“It’s A Small World After All” by Debra Hadraba for BraveHeart Women- Honor Your Truth #106
Welcome to Honor Your Truth, The “Is It True? Series” Episode One Hundred Six “It’s a small world after all”
I took everything out of the fridge, including the shelves and the bins. I wanted to see if I could fit inside. I seem to have a habit of doing performances that involve smushing myself into a small place and finding a way to break free. I wasn’t sure if I would be able to get my whole body in there and shut the door. Getting out would prove to be another quandary if I were in fact able to accomplish the task of getting in. One should always plan an escape route on the front end in situations like this. Just as I was about to close the door on myself, it occurred to me. What if I can’t get out?
I could have suffocated due to a lack of oxygen that day, but I didn’t. Lucky me because it surely wasn’t smarts that saved me. No matter how loud I yelled or how much I pounded no neighbor would have ever heard me. Fortunately, my sanity did return. I remembered accounts I’d heard of wandering souls, just like me, trapped inside fridges in basements and alleys. I took a breath and came to… holy cats! What was I thinking? As the memory surfaces, I find it harder to breathe. Claustrophobia has never been my thing.
I could never have rocked it from side to side, in hopes of tipping it over, so maybe the latch would bust open. My fridge was wedged into a box of its own. It was nearly impossible to move it, even from the outside. There was no room for me to scoot back and brace myself to kick the door open. I could wriggle something sharp between the magnetic seal causing it to loosen, that is if I could find something sharp. I could turn the temperature down if I was too cold, but eventual I’d shiver. The predicament would have left me no choice but to chill and to chow.

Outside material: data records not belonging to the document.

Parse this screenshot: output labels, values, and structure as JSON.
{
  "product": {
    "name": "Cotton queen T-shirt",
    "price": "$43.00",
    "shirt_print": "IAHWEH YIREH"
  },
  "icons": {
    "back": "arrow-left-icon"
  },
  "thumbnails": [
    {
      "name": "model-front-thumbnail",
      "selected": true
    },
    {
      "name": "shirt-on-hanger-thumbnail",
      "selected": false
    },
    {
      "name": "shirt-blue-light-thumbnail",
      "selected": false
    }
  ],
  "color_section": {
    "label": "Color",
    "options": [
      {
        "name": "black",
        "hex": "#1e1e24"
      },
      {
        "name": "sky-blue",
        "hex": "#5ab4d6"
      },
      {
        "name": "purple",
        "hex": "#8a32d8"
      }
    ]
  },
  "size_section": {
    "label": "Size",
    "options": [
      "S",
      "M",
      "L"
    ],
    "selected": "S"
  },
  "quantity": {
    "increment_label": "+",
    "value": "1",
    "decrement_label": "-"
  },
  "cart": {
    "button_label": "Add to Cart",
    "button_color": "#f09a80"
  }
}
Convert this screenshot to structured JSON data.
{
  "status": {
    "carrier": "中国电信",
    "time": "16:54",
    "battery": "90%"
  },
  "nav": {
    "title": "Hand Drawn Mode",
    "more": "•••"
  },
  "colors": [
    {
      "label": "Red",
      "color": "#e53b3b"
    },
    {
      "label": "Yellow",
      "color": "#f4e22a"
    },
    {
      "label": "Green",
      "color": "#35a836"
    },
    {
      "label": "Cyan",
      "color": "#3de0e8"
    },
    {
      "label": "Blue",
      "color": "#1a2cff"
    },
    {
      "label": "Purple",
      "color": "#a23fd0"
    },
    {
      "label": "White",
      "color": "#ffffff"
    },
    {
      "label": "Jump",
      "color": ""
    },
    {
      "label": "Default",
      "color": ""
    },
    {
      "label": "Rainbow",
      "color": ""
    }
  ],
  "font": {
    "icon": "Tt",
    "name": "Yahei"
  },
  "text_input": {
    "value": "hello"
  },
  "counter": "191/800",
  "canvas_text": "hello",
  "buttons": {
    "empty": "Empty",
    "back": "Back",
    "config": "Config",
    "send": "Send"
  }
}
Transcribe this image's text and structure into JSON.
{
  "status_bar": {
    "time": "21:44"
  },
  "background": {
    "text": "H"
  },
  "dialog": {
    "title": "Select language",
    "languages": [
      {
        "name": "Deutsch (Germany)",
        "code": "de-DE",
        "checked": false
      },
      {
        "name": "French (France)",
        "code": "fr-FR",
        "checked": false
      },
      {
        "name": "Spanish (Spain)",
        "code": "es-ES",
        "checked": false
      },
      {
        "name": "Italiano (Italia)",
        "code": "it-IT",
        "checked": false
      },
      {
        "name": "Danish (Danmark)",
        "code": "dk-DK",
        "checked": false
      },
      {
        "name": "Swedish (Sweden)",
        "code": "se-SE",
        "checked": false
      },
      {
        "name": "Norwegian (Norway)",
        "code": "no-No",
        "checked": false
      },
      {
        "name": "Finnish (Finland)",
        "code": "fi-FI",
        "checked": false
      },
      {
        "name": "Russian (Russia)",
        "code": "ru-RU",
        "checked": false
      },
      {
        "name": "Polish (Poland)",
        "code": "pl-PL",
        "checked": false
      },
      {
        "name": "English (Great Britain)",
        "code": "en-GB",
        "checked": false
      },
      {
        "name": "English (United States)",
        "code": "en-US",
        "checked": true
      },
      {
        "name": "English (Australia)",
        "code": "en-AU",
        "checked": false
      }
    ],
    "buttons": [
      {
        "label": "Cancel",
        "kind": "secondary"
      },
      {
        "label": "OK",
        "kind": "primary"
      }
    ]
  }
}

Unfortunately, in order to make room, I took out all of the food… the leftover dinner, the cheese and the beer. Somehow I can’t see myself enjoying a meal entirely composed of condiments and such. My last supper would consist of Sriracha, Woebers’ horseradish sauce, sweet gherkins, Annies Goddess dressing, Door County Real Maple syrup, strawberry jalapeño jelly, pickled asparagus, Kua Khaub Poob Qab Heev(curry paste), Tuong Ot Sate An Pho(ground chili garlic oil) and a variety of olives. What a feast!
I’ve put myself in box, in a bag, in a plastic tub, in a garbage can (I put my little sister in one too for a show) and in a wardrobe box for moving clothes. I continue to put myself in situations to get out of… to break free from prisons, real or imagined. I always find a way out, but still, I am afraid. I was forced to transcend my fear of the fridge while at work. I am in and out of the walk-in all day long. The walk-in freezer is another story.
I am fearful of the fluke, there are flukes of many kinds. Getting locked in a freezer is one I wish to avoid. I will not. I repeat, I WILL NOT go into the walk-in freezer without a chair wedged in the door. I know where everything is and I grab it real quick. I hold my breath as I go. I make sure no one is lurking anywhere in the vicinity that might want to play a joke. I do my best to sneak in and out in secret. It’s best for me if no one knows. I control the situation with my little friend the chair… or if it’s gone, I use the mop bucket.
I want to fit in somewhere. I want to be accepted. It’s not so good to mold yourself, to mask yourself, to hide. No one really asks me to. It is me who thinks I must in order to get what I think I want or to hold onto what I think I need. But I’ve come to discover that the “real me” rarely ever wanted what I fought so hard to keep but lost. It is only my small ego that has been willing to pay the price of living a lie and of not honoring my truth. I think I can control what happens by being who I think I should, but it never works that way. The only way to find what I am looking for is to be truly who I am. Only then will I find what I yearn for deep inside. I no longer need to squish myself to fit into a box that is often of my making. I Honor My Truth!